Illuminata (1998)


(director/writer: John Turturro; screenwriter: based on the play by Brandon Cole; cinematographer: Harris Savides; editor: Michael Berenbaum; cast: Katherine Borowitz (Rachel), Beverly D’Angelo (Astergourd, theater owner), John Turturro (Tuccio), Christopher Walken (Bevalaqua, the critic), Ben Gazzara (Old Flavio, actor), Matthew Sussman (Piero), Bill Irwin (Marco, actor), Donal McCann (Pallenchio, theater owner), Susan Sarandon (Celimene, aging diva), Rufus Sewell (Dominique), Georgina Cates (Simone), Leo Bassi (Beppo, the clown), Aida Turturro (Marta), David Thornton (Orlandini); Runtime: 119; GreenStreet Films / Overseas Filmgroup; 1998)

“I can’t see a general audience taking to this strictly for the theater crowd film.”

Reviewed by Dennis Schwartz

Illuminata is set in New York City, at the turn of the twentieth century. A talented but struggling repertory troupe is doing a play by Giovanni Verga “Cavalleria Rusticana.” The resident-playwright Tuccio (Turturro) finds an opening to get his play onstage, as one of the actors in that play, Piero (Sussman), faints while in the middle of his performance. Tuccio immediately gets the troupe to perform his latest, but unfinished work, Illuminata. It is Turturro’s love message to the theater.

This play-within-a-film, much like Bullets Over Broadway or Shakespeare in Love, but not up to both of those film’s achievements, nevertheless, manages to develop a somewhat pleasing story line and some amusing comic moments. It offers an uneven drama, and is flawed by how easy it is to lose track of what is going on because there are too many characters to keep track of.

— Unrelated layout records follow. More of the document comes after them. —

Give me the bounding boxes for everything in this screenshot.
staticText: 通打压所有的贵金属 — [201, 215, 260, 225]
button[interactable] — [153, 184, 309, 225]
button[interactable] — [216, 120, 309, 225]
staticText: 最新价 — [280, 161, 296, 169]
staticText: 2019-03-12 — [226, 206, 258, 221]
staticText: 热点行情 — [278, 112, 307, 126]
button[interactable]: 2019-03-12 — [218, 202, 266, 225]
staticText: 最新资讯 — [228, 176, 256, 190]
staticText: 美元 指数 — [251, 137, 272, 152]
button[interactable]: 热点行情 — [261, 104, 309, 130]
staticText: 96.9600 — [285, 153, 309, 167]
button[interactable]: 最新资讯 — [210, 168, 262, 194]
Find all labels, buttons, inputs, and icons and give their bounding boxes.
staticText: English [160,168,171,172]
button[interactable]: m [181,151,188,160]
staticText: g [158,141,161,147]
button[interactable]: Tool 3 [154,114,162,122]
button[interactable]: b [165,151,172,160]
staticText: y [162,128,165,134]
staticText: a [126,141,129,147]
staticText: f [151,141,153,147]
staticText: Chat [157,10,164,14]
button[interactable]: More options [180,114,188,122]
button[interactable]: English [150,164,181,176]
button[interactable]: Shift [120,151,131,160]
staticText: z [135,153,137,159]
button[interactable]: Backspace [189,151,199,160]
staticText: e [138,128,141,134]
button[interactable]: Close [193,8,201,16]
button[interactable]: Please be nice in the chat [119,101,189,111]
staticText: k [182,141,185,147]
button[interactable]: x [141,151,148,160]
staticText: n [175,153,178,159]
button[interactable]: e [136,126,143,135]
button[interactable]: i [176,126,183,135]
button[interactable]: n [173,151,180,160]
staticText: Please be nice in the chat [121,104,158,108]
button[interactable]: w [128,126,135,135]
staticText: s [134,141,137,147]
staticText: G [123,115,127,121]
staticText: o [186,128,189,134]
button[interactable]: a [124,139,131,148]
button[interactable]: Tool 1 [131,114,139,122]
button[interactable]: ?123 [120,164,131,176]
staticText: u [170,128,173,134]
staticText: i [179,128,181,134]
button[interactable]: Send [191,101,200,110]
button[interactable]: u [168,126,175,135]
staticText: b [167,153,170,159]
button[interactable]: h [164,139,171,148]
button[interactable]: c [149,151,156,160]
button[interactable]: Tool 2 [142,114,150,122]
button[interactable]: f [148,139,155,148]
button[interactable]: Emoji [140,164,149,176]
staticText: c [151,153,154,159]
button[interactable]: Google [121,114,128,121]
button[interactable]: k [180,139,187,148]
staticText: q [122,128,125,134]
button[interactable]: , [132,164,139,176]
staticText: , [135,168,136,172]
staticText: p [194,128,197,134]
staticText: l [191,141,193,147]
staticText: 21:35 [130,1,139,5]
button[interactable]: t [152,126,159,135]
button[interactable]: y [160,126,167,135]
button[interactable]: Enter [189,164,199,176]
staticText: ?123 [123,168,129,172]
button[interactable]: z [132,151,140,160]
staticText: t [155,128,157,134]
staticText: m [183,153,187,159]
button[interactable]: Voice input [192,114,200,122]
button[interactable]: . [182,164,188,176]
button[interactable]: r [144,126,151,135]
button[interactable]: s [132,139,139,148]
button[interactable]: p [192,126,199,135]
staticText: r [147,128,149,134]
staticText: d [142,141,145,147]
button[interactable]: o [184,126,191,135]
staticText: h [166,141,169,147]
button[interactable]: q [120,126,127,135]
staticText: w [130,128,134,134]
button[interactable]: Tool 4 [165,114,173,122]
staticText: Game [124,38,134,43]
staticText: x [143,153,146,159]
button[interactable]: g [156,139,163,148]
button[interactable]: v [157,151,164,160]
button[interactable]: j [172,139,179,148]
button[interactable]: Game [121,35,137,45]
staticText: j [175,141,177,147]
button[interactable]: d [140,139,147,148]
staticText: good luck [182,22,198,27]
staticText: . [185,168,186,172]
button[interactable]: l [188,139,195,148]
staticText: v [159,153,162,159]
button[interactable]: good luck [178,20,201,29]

But there were two memorable performances, one by Katherine Borowitz and the other by Christopher Walken: Rachel (Katherine Borowitz-in real-life she is Mrs. Turturro) is the star of the show and the girlfriend of Tuccio. She has a real love for the playwright and for the theater, trying to figure out which love comes first. The second memorable performer is Umberto Bevalaqua (Walken), the detested theater critic, who plays the part of a fop, excessively showing his outrageous mannerisms. Umberto sports a frizzled hairstyle and to keep others at bay he uses an acerbic wit, sparing no one from his vanity and arrogance. A bad review from him, could destroy a play. Subsequently Umberto roasts Tuccio’s unfinished opus, telling him to rewrite the ending. It turns out that Umberto is interested in one of the minor performers, Marco (Irwin), who is encouraged by the other performers for the good of the play to see him and try to hold off his sexual advances by saying that he took a vow of chastity. The scene works as farce, and it gives the story some needed life. Umberto is regally courted by the theater owners, Astergourd (Beverly) and Pallenchio (Donal), who cater to his odd whims. When Walken is onscreen the film has movement and excitement, when he’s not the film just doesn’t hold up as well.

Life in the theater gets juxtaposed within the film; its story going back and forth with contrasting details, such as the latest gossip or romance, the vanity of the players, and the strange love they have for the theater. The love affairs of the actors onstage and off, becomes the whole purpose of the film. The main story is about the love affair between Rachel and Tuccio, who are constantly rehearsing this difficult play he wrote as they waver in their devotion for each other. Their romance outside the play mirrors their romance in the film, and one can therefore imply that it mirrors their real-life romance.

Susan Sarandon as Celimene is in a stereotypical role as an aging diva. She’s always looking for romance, as she tries to lure Tuccio. She easily handles this charming but not too difficult role. Georgina Cates is the ingenue, who has eyes for the attractive Dominique (Rufus Sewell). Aida Turturro, the real-life cousin of the director, plays a part that makes good use of her huge breasts. Her desires are for Pallenchio.

The play-within-the-film was overloaded with a flavor of Italian, therefore it seemed odd that the film was staged in New York and not in Milan.

I can’t see a general audience taking to this strictly for the theater crowd film; it is made mostly for those who love to know what goes on behind the scenes and those who are theater buffs. I applaud the effort and the originality of the film; but, as for what resulted, I thought it was an overstuffed production.